Like many kids, I first saw this film on a black and white TV in the 70’s and it made quite an impression among myself and the school friends who braved it and spent a few times diving under blankets when things got scary. Here’s a kicker for you: I didn’t like Bela Lugosi’s portrayal as a kid because that 1931 version was too dull for my unrefined tastes.
Of course, I was also bored by many of those old Universal horrors except for two of the Frankensteins, The Mummy, The Invisible Man and The Wolf Man. Not surprising at all was once I saw it shortly thereafter, Abbott and Costello Meet Frankenstein was likely my favorite horror film for a while growing up. Yes, I got older and smarter in my film appreciation, by the way.
When I finally saw a color version many years later, I was shocked at the difference and how very frightening it was with the Technicolor pop. By then, I’d already seen a slew of Hammer horror and sci-fi films and was totally convinced that the studio was one that kept the genre flame burning for a while as tastes were changing, Anyway, in color (and later with a few edited scenes restored), Dracula remains a gorgeously shot and edited masterpiece. It’s clearly a totally different vibe that Universal’s original film, but both are seen as equal by me these days. I’m not here to
yammer Hammer on about the plot – I’ll just warmly recommend you see this if you haven’t.
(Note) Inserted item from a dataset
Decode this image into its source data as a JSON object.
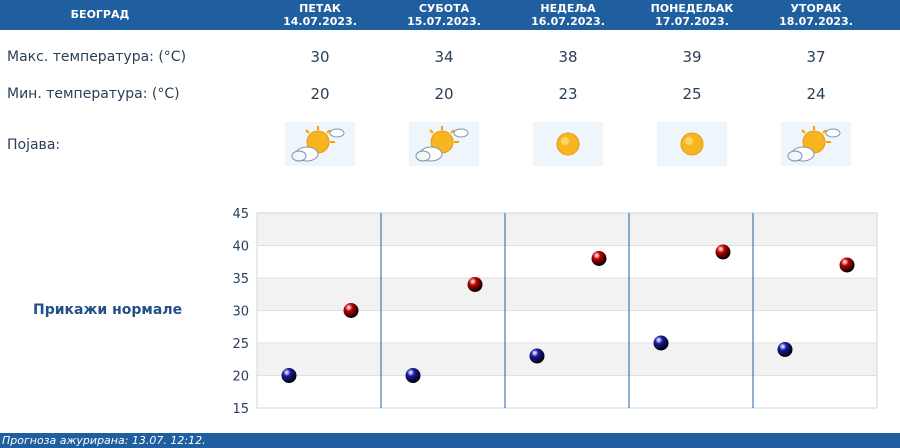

It’s a film that I’d go as far to say that everyone is perfectly cast in. Christopher Lee’s portrayal is both menacing and dare I say, sexy? for the time. It’s a lot different that Lugosi’s Count, but both are I think, done well for each era. Peter Cushing plays Van Helsing so well, that I think it the best portrayal of the character I’ve seen. All the ladies who lunch here are stunning or elegant in their look, and even secondary characters fit like gloves here. The last version I was was on TCM, so I’m not sure if was the 2012 restoration with the two extended scenes or not.
If you own a multi-region Blu-Ray player and want it all, The UK version of the film has not only the 2012 restored cut, it’s got two extra discs of special features the Warner Archive version is missing, although that one can be bought as separate Blu-Ray or DVD versions. Yes, I’ll get to Horror of Frankenstein at some point as well as Hammer’s version of The Mummy and few other of their films at some point down the road. I just wanted to pop this one up first because it was the first one I remembered seeing and, hey, I found out someone else liked it as much as I do.